Kleenex swims with her last calf in waters off Georgia in 2009. — Anderson Cabot Center at New England Aquarium/NOAA Permit #655-1652-01

The Center for Coastal Studies said the whale is in poor condition and has been entangled for about three years

April is prime time for right whales to arrive in Cape Cod Bay and surrounding areas, where they feed on copepods.

Scientists say the health of mature breeding females is critical to the small, dangerously declining population of right whales, which now numbers about 435. Last year 17 whales died, and so far this year researchers have yet to find a single calf born.

Kleenex is a “superstar mother of the North Atlantic right whale population,” New England Aquarium spokesman Tony LaCasse said in a press release this week. Right whales are identified by unique patterns of callosities on their heads.

In the past Kleenex has been identified as a successful mother, he said, an anomaly for a species that gives birth every three years and in which female whales have to be healthy to bear and nurse 15-foot-long babies.

Scientists first photographed the female in 1977; she was with a calf at the time.

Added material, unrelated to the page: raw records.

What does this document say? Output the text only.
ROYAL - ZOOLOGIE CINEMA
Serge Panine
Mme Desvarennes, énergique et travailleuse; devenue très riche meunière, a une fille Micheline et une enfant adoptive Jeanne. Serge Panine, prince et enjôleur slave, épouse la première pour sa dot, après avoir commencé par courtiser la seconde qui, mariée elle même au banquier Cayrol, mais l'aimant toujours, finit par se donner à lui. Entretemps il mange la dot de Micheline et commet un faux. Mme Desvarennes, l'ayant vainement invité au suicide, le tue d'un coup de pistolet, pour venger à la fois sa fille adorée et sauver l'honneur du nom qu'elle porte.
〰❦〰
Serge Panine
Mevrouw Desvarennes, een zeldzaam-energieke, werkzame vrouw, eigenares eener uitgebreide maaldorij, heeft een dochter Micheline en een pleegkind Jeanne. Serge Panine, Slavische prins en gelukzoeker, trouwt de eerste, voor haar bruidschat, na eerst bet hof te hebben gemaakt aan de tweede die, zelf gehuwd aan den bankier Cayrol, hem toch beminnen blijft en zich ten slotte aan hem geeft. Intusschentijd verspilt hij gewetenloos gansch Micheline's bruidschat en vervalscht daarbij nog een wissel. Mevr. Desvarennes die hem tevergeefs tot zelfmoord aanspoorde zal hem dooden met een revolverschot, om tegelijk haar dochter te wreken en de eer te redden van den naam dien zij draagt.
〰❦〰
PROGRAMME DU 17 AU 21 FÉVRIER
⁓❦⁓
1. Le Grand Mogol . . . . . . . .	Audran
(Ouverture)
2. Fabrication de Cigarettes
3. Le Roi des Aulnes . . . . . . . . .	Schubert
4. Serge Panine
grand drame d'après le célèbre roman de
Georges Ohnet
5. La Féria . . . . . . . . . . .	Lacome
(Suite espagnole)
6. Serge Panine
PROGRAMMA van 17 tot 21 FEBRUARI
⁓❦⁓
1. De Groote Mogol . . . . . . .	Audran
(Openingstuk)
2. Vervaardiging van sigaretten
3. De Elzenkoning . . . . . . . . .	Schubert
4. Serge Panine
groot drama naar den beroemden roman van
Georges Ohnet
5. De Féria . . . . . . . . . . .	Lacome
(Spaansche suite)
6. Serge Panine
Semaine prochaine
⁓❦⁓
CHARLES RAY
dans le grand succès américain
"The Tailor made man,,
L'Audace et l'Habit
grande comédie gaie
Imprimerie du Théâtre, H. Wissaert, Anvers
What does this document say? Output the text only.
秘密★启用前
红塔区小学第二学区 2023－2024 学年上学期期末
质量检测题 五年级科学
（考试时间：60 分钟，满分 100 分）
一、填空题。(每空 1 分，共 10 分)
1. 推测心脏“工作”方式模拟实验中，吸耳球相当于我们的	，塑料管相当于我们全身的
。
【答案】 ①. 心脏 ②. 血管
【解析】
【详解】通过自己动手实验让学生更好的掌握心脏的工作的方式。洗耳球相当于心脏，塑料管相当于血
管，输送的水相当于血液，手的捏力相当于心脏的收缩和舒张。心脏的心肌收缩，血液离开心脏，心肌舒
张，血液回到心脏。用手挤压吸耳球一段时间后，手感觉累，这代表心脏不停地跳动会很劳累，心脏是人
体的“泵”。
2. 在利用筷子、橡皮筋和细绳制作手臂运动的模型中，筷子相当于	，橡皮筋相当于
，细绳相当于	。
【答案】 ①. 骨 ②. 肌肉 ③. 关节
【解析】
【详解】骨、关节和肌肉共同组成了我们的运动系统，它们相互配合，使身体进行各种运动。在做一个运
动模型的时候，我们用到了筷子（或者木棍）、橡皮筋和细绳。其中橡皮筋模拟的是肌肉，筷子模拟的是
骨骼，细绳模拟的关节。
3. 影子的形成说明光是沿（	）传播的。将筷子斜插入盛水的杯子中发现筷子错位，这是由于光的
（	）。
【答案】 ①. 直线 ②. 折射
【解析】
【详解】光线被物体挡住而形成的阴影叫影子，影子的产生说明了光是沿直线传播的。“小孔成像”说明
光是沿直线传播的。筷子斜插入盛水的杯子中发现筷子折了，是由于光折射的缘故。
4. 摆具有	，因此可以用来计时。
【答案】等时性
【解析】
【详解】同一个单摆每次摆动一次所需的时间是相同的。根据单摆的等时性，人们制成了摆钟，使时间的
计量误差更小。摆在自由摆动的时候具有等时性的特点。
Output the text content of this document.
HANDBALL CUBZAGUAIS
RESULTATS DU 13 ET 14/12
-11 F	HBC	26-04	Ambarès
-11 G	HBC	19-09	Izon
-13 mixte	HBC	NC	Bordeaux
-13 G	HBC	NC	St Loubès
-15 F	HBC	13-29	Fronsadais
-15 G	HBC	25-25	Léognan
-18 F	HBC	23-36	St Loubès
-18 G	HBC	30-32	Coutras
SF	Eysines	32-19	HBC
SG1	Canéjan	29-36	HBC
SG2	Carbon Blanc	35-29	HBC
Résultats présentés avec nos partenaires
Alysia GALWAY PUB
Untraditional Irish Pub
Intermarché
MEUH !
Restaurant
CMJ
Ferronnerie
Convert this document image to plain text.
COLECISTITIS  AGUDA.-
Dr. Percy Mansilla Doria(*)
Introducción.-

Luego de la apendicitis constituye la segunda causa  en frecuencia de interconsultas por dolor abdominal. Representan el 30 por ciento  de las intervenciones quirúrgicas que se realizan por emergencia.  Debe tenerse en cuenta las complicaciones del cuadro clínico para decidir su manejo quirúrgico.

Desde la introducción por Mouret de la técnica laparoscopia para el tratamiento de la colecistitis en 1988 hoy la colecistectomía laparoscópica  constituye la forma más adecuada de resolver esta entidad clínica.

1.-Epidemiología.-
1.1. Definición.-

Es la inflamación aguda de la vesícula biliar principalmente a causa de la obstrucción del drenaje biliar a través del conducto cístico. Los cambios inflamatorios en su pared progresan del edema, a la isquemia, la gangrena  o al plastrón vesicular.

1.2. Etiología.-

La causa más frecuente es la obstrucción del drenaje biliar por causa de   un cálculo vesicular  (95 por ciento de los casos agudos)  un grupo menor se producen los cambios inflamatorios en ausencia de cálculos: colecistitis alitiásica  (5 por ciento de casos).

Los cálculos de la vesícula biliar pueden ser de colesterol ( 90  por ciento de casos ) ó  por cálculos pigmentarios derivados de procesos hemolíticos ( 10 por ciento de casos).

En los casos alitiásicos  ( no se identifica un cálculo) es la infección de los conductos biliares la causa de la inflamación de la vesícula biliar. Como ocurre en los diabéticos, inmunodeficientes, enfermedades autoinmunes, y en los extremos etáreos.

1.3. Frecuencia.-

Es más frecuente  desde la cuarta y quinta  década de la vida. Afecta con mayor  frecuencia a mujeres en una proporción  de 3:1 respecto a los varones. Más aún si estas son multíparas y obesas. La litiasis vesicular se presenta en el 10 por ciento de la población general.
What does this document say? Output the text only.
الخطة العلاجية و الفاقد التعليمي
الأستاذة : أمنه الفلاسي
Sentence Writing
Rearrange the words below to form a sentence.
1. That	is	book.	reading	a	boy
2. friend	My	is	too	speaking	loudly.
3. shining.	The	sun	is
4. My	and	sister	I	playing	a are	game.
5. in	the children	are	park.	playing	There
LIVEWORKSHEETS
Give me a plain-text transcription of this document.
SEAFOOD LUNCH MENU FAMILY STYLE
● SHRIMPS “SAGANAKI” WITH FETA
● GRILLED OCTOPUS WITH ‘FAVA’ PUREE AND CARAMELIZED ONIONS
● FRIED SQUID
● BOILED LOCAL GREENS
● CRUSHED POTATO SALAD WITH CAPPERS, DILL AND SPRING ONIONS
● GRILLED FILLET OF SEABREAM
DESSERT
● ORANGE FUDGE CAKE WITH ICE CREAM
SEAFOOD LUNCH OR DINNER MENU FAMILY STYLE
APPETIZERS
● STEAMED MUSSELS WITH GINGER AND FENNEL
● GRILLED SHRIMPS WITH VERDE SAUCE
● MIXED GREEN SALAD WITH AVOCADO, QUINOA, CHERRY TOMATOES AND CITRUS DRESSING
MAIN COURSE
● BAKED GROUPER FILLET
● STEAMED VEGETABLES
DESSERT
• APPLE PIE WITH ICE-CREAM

Female whales reach sexual maturity at about nine years of age, making Kleenex around 50 today.

Since 1977 she has had seven more calves, putting her in the top six of right whale mothers with the most offspring. She is a great-grandmother now, directly responsible for about 22 right whale descendants, Mr. LaCasse said, of which 20 are still alive.

Scott Landry, the director of the physical response team, said the loss of a breeding female and her future calves can have a severe effect on the entire population. “This is exactly the individual we are desperate to help,” he said in a press release.

North Atlantic right whales are among the most endangered marine animals, and scientists estimate the species could go extinct in the next 20 years.

Fishing gear entanglement has been cited as a prime threat to right whales, which feed close to shore and near surface. When not immediately fatal, entanglement causes the whales to lose weight and expend extra energy as they drag the gear. When female whales lose weight, they do not reproduce.

Scientists are working to develop so-called ropeless fishing technology, which would help prevent entanglements in snow crab and lobster pots and other gear. Meanwhile, the whale population continues to wane.

“For more than a half a century, Kleenex has defied the odds of survival and been a pillar of the right whale’s modest recovery,” Mr. LaCasse said in the release. “Let’s hope that she sheds the entangling gear.”

The arrival of right whales occurred off the Cape and Islands early this spring. An aggregation of eight whales was seen 20 miles south of Nantucket in late March, according to NOAA fisheries. A map of recent sightings shows individual whales were seen directly south of the Vineyard as recently as last week.

A temporary voluntary vessel speed restriction zone was in place south of Nantucket for several weeks in late March and early April, ending on April 12. The temporary speed restrictions are put in place where groups of right whales are seen on a consistent basis. Mariners are asked to either avoid the area or travel at 10 knots or less when the restrictions are in place.